DVC works on top of Git repositories and has a similar command line interface and flow as Git. DVC can also work stand-alone, but without versioning capabilities.
DVC codifies data and ML experiments:
Data versioning is enabled by replacing large files, dataset directories, machine learning models, etc. with small metafiles (easy to handle with Git). These placeholders point to the original data, which is decoupled from source code management.
Data storage: On-premises or cloud storage can be used to store the project's data separate from its code base. This is how data scientists can transfer large datasets or share a GPU-trained model with others.
DVC makes data science projects reproducible by creating lightweight pipelines using implicit dependency graphs, and by codifying the data and artifacts involved.

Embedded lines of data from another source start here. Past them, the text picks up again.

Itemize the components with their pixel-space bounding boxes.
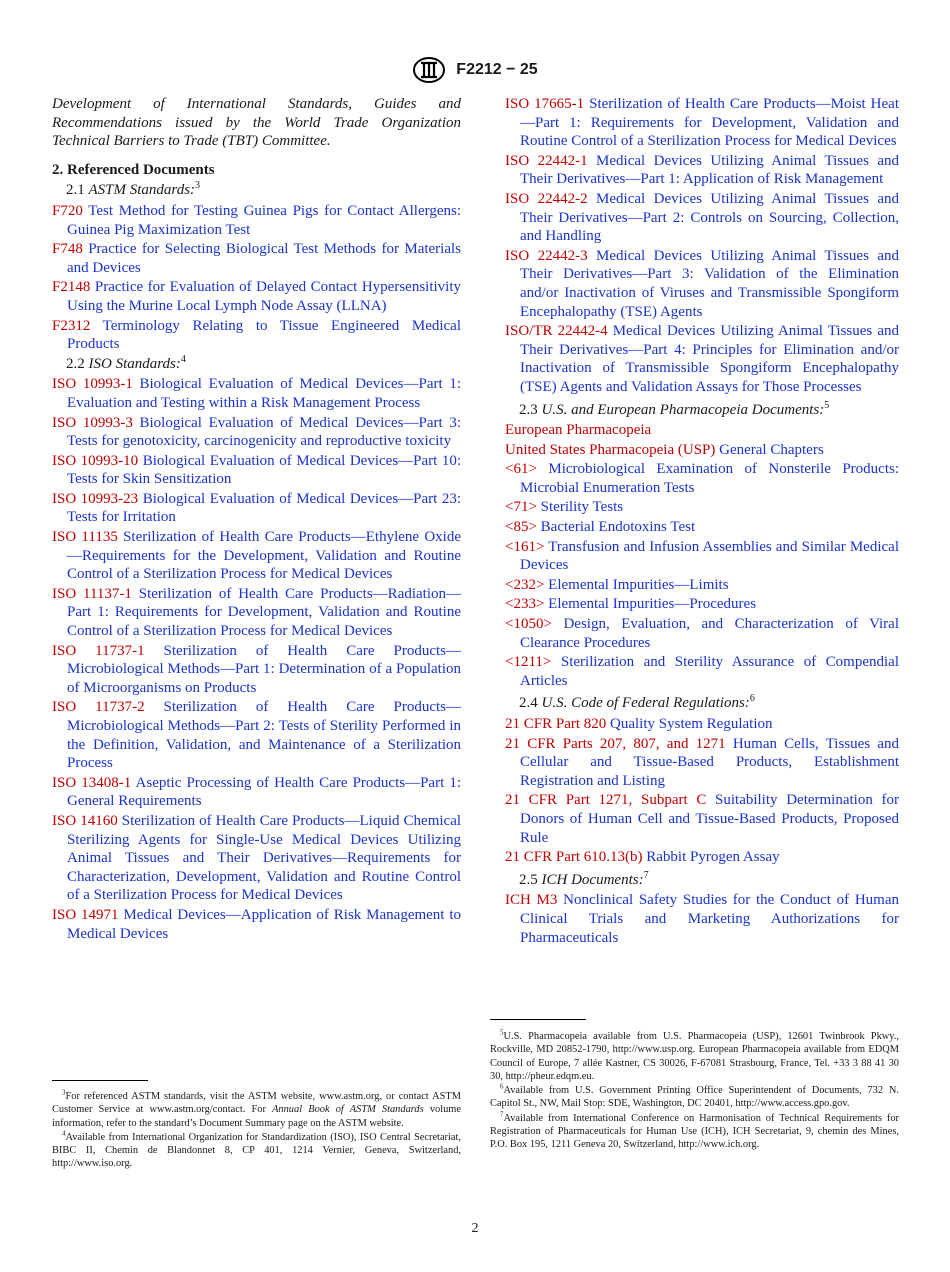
- footnote: [52, 1090, 461, 1130]
- astm-list: [52, 202, 461, 354]
- reference-title[interactable]: Test Method for Testing Guinea Pigs for Contact Allergens: Guinea Pig Maximization Test: [67, 202, 461, 238]
- reference-entry[interactable]: [52, 585, 461, 641]
- reference-entry[interactable]: [505, 190, 899, 246]
- european-pharmacopeia-link[interactable]: European Pharmacopeia: [505, 422, 652, 439]
- reference-code[interactable]: ISO 17665-1: [505, 96, 585, 112]
- reference-entry[interactable]: [52, 528, 461, 584]
- ich-heading: [519, 871, 899, 890]
- reference-code[interactable]: <233>: [505, 596, 545, 613]
- reference-entry[interactable]: [505, 615, 899, 652]
- reference-code[interactable]: ISO 10993-23: [52, 490, 139, 507]
- footnote-ref[interactable]: 4: [180, 353, 186, 365]
- footnote-number: 3: [62, 1088, 66, 1097]
- cfr-list: [505, 715, 899, 867]
- reference-title[interactable]: Elemental Impurities—Procedures: [548, 596, 757, 613]
- reference-entry[interactable]: [505, 538, 899, 575]
- reference-title[interactable]: Elemental Impurities—Limits: [548, 576, 729, 593]
- footnote-ref[interactable]: 3: [195, 180, 201, 192]
- reference-title[interactable]: Sterilization of Health Care Products—Liquid Chemical Sterilizing Agents for Single-Use Medical Devices Utilizing Animal Tissues and Their Derivatives—Requirements for Characterization, Development, Validation and Routine Control of a Sterilization Process for Medical Devices: [67, 812, 462, 904]
- reference-entry[interactable]: [52, 317, 461, 354]
- iso-list: [52, 375, 461, 943]
- reference-code[interactable]: <85>: [505, 519, 537, 536]
- reference-code[interactable]: F720: [52, 202, 83, 219]
- footnote-italic: Annual Book of ASTM Standards: [272, 1104, 424, 1116]
- subsection-number: 2.1: [66, 182, 85, 199]
- footnote-text: Available from U.S. Government Printing Office Superintendent of Documents, 732 N. Capitol St., NW, Mail Stop: SDE, Washington, DC 20401, http://www.access.gpo.gov.: [490, 1085, 899, 1110]
- reference-entry[interactable]: [505, 715, 899, 734]
- reference-code[interactable]: ISO 22442-2: [505, 190, 588, 207]
- footnote-number: 6: [500, 1082, 504, 1091]
- reference-entry[interactable]: [505, 322, 899, 396]
- right-column: [505, 95, 899, 948]
- reference-code[interactable]: ISO 10993-1: [52, 376, 133, 393]
- reference-title[interactable]: Medical Devices Utilizing Animal Tissues and Their Derivatives—Part 2: Controls on Sourcing, Collection, and Handling: [520, 190, 900, 245]
- subsection-label: ISO Standards:: [88, 355, 181, 372]
- reference-entry[interactable]: [505, 653, 899, 690]
- reference-entry[interactable]: [52, 202, 461, 239]
- section-heading: 2. Referenced Documents: [52, 161, 215, 178]
- pharmacopeia-heading: [519, 401, 899, 420]
- reference-code[interactable]: <161>: [505, 538, 545, 555]
- footnote: [490, 1030, 899, 1083]
- footnote: [490, 1112, 899, 1152]
- reference-code[interactable]: 21 CFR Parts 207, 807, and 1271: [505, 735, 726, 752]
- footnote-text: Available from International Organization for Standardization (ISO), ISO Central Secretariat, BIBC II, Chemin de Blandonnet 8, CP 401, 1214 Vernier, Geneva, Switzerland, http://www.iso.org.: [52, 1131, 461, 1170]
- reference-title[interactable]: Suitability Determination for Donors of Human Cell and Tissue-Based Products, Proposed Rule: [520, 792, 900, 846]
- reference-entry[interactable]: [52, 490, 461, 527]
- reference-code[interactable]: <71>: [505, 499, 537, 516]
- cfr-heading: [519, 694, 899, 713]
- usp-reference[interactable]: [505, 441, 899, 460]
- subsection-number: 2.3: [519, 401, 538, 418]
- reference-entry[interactable]: [52, 906, 461, 943]
- subsection-label: ICH Documents:: [541, 871, 644, 888]
- footnote-ref[interactable]: 5: [824, 399, 830, 411]
- reference-code[interactable]: ISO 22442-1: [505, 152, 588, 169]
- footnote: [52, 1131, 461, 1171]
- reference-code[interactable]: <1050>: [505, 616, 552, 633]
- reference-title[interactable]: Medical Devices—Application of Risk Management to Medical Devices: [67, 906, 462, 942]
- left-column: [52, 95, 461, 944]
- reference-code[interactable]: 21 CFR Part 1271, Subpart C: [505, 792, 707, 809]
- reference-title[interactable]: Sterilization of Health Care Products—Radiation—Part 1: Requirements for Development, Validation and Routine Control of a Sterilization Process for Medical Devices: [67, 585, 461, 640]
- reference-entry[interactable]: [52, 375, 461, 412]
- footnote-text: Available from International Conference on Harmonisation of Technical Requirements for Registration of Pharmaceuticals for Human Use (ICH), ICH Secretariat, 9, chemin des Mines, P.O. Box 195, 1211 Geneva 20, Switzerland, http://www.ich.org.: [490, 1112, 899, 1151]
- subsection-label: ASTM Standards:: [88, 182, 196, 199]
- footnote-text: U.S. Pharmacopeia available from U.S. Pharmacopeia (USP), 12601 Twinbrook Pkwy., Rockville, MD 20852-1790, http://www.usp.org. European Pharmacopeia available from EDQM Council of Europe, 7 allée Kastner, CS 30026, F-67081 Strasbourg, France, Tel. +33 3 88 41 30 30, http://pheur.edqm.eu.: [490, 1031, 899, 1082]
- reference-code[interactable]: F2148: [52, 279, 91, 296]
- footnote-divider: [52, 1080, 148, 1081]
- reference-entry[interactable]: [52, 414, 461, 451]
- pharmacopeia-list: [505, 460, 899, 690]
- subsection-number: 2.5: [519, 871, 538, 888]
- reference-title[interactable]: General Chapters: [719, 441, 824, 458]
- reference-code[interactable]: ICH M3: [505, 892, 558, 909]
- reference-entry[interactable]: [52, 452, 461, 489]
- reference-code[interactable]: F2312: [52, 317, 91, 334]
- reference-title[interactable]: Practice for Selecting Biological Test Methods for Materials and Devices: [67, 241, 462, 276]
- subsection-number: 2.4: [519, 695, 538, 712]
- reference-code[interactable]: ISO 11737-2: [52, 699, 145, 716]
- reference-entry[interactable]: [505, 891, 899, 947]
- reference-entry[interactable]: [505, 848, 899, 867]
- footnote: [490, 1084, 899, 1111]
- reference-code[interactable]: ISO 14971: [52, 906, 119, 923]
- footnote-number: 5: [500, 1028, 504, 1037]
- reference-entry[interactable]: [505, 595, 899, 614]
- footnote-ref[interactable]: 6: [749, 693, 755, 705]
- subsection-number: 2.2: [66, 355, 85, 372]
- reference-code[interactable]: ISO 10993-3: [52, 414, 133, 431]
- reference-title[interactable]: Rabbit Pyrogen Assay: [646, 849, 780, 866]
- reference-title[interactable]: Sterilization of Health Care Products—Moist Heat—Part 1: Requirements for Development, Validation and Routine Control of a Sterilization Process for Medical Devices: [520, 96, 899, 150]
- reference-entry[interactable]: [505, 247, 899, 321]
- reference-code[interactable]: <1211>: [505, 654, 552, 671]
- subsection-label: U.S. and European Pharmacopeia Documents:: [541, 401, 825, 418]
- iso-list-continued: [505, 95, 899, 397]
- reference-title[interactable]: Design, Evaluation, and Characterization of Viral Clearance Procedures: [520, 616, 899, 651]
- reference-title[interactable]: Aseptic Processing of Health Care Products—Part 1: General Requirements: [67, 774, 461, 810]
- footnote-text: volume information, refer to the standard’s Document Summary page on the ASTM website.: [52, 1104, 461, 1129]
- astm-standards-heading: [66, 181, 461, 200]
- reference-code[interactable]: 21 CFR Part 820: [505, 716, 607, 732]
- reference-code[interactable]: United States Pharmacopeia (USP): [505, 441, 716, 458]
- reference-title[interactable]: Sterilization of Health Care Products—Microbiological Methods—Part 2: Tests of Sterility Performed in the Definition, Validation, and Maintenance of a Sterilization Process: [67, 699, 462, 772]
- reference-code[interactable]: ISO 11135: [52, 529, 118, 546]
- reference-title[interactable]: Medical Devices Utilizing Animal Tissues and Their Derivatives—Part 3: Validation of the Elimination and/or Inactivation of Viruses and Transmissible Spongiform Encephalopathy (TSE) Agents: [520, 247, 900, 320]
- reference-entry[interactable]: [505, 95, 899, 151]
- footnote-ref[interactable]: 7: [643, 869, 649, 881]
- reference-code[interactable]: ISO/TR 22442-4: [505, 323, 608, 340]
- reference-title[interactable]: Medical Devices Utilizing Animal Tissues and Their Derivatives—Part 1: Application of Risk Management: [520, 152, 900, 188]
- reference-code[interactable]: ISO 11137-1: [52, 585, 132, 602]
- astm-logo-icon: [412, 56, 446, 84]
- reference-code[interactable]: ISO 11737-1: [52, 642, 145, 659]
- reference-title[interactable]: Microbiological Examination of Nonsterile Products: Microbial Enumeration Tests: [520, 461, 900, 496]
- reference-entry[interactable]: [505, 791, 899, 847]
- reference-title[interactable]: Sterilization and Sterility Assurance of Compendial Articles: [520, 654, 900, 689]
- reference-title[interactable]: Sterilization of Health Care Products—Ethylene Oxide—Requirements for the Development, Validation and Routine Control of a Sterilization Process for Medical Devices: [67, 529, 461, 583]
- document-number: F2212 − 25: [456, 61, 538, 78]
- reference-code[interactable]: F748: [52, 241, 83, 258]
- reference-title[interactable]: Nonclinical Safety Studies for the Conduct of Human Clinical Trials and Marketing Authorizations for Pharmaceuticals: [520, 892, 899, 946]
- intro-paragraph: Development of International Standards, Guides and Recommendations issued by the World Trade Organization Technical Barriers to Trade (TBT) Committee.: [52, 96, 461, 150]
- reference-title[interactable]: Biological Evaluation of Medical Devices—Part 1: Evaluation and Testing within a Risk Management Process: [67, 376, 461, 411]
- reference-entry[interactable]: [505, 460, 899, 497]
- reference-entry[interactable]: [505, 576, 899, 595]
- reference-entry[interactable]: [505, 152, 899, 189]
- reference-title[interactable]: Biological Evaluation of Medical Devices—Part 10: Tests for Skin Sensitization: [67, 452, 461, 488]
- footnote-divider: [490, 1019, 586, 1020]
- reference-entry[interactable]: [52, 642, 461, 698]
- reference-title[interactable]: Biological Evaluation of Medical Devices—Part 23: Tests for Irritation: [67, 490, 461, 526]
- reference-code[interactable]: 21 CFR Part 610.13(b): [505, 849, 643, 866]
- reference-entry[interactable]: [52, 278, 461, 315]
- reference-entry[interactable]: [52, 698, 461, 772]
- reference-code[interactable]: ISO 22442-3: [505, 247, 588, 264]
- page-header: [0, 56, 950, 84]
- footnote-number: 7: [500, 1110, 504, 1119]
- reference-code[interactable]: ISO 10993-10: [52, 452, 139, 469]
- reference-entry[interactable]: [505, 518, 899, 537]
- reference-code[interactable]: <61>: [505, 461, 537, 478]
- reference-title[interactable]: Sterilization of Health Care Products—Microbiological Methods—Part 1: Determination of a Population of Microorganisms on Products: [67, 642, 462, 696]
- reference-code[interactable]: ISO 13408-1: [52, 774, 132, 791]
- reference-entry[interactable]: [505, 498, 899, 517]
- reference-title[interactable]: Practice for Evaluation of Delayed Contact Hypersensitivity Using the Murine Local Lymph Node Assay (LLNA): [67, 279, 461, 314]
- reference-entry[interactable]: [505, 735, 899, 791]
- reference-title[interactable]: Transfusion and Infusion Assemblies and Similar Medical Devices: [520, 538, 899, 574]
- reference-title[interactable]: Bacterial Endotoxins Test: [540, 519, 696, 536]
- reference-title[interactable]: Human Cells, Tissues and Cellular and Tissue-Based Products, Establishment Registration and Listing: [520, 735, 899, 789]
- ich-list: [505, 891, 899, 947]
- iso-standards-heading: [66, 355, 461, 374]
- reference-entry[interactable]: [52, 774, 461, 811]
- footnotes-right: [490, 1030, 899, 1153]
- footnote-number: 4: [62, 1129, 66, 1138]
- subsection-label: U.S. Code of Federal Regulations:: [541, 695, 750, 712]
- reference-code[interactable]: ISO 14160: [52, 812, 118, 829]
- page-number: 2: [471, 1221, 479, 1236]
- reference-title[interactable]: Sterility Tests: [540, 499, 624, 516]
- footnotes-left: [52, 1090, 461, 1172]
- reference-title[interactable]: Biological Evaluation of Medical Devices—Part 3: Tests for genotoxicity, carcinogenicity and reproductive toxicity: [67, 414, 461, 450]
- reference-title[interactable]: Medical Devices Utilizing Animal Tissues and Their Derivatives—Part 4: Principles for Elimination and/or Inactivation of Transmissible Spongiform Encephalopathy (TSE) Agents and Validation Assays for Those Processes: [520, 323, 900, 395]
- reference-entry[interactable]: [52, 812, 461, 905]
- reference-title[interactable]: Terminology Relating to Tissue Engineered Medical Products: [67, 317, 461, 353]
- reference-code[interactable]: <232>: [505, 576, 545, 593]
- footnote-text: For referenced ASTM standards, visit the ASTM website, www.astm.org, or contact ASTM Customer Service at www.astm.org/contact. For: [52, 1091, 461, 1116]
- reference-entry[interactable]: [52, 240, 461, 277]
- reference-title[interactable]: Quality System Regulation: [610, 716, 773, 732]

DVC is platform agnostic: It runs on all major operating systems (Linux, macOS, and Windows), and works independently of the programming languages (Python, R, Julia, shell scripts, etc.) or ML libraries (Keras, Tensorflow, PyTorch, Scipy, etc.) used in the project.
Easy to use: DVC is quick to install and doesn't require special infrastructure, nor does it depend on APIs or external services. It's a stand-alone CLI tool.
Git servers, as well as SSH and cloud storage providers are supported, however.
DVC combines a number of existing ideas into a single tool, with the goal of bringing best practices from software engineering into the data science field.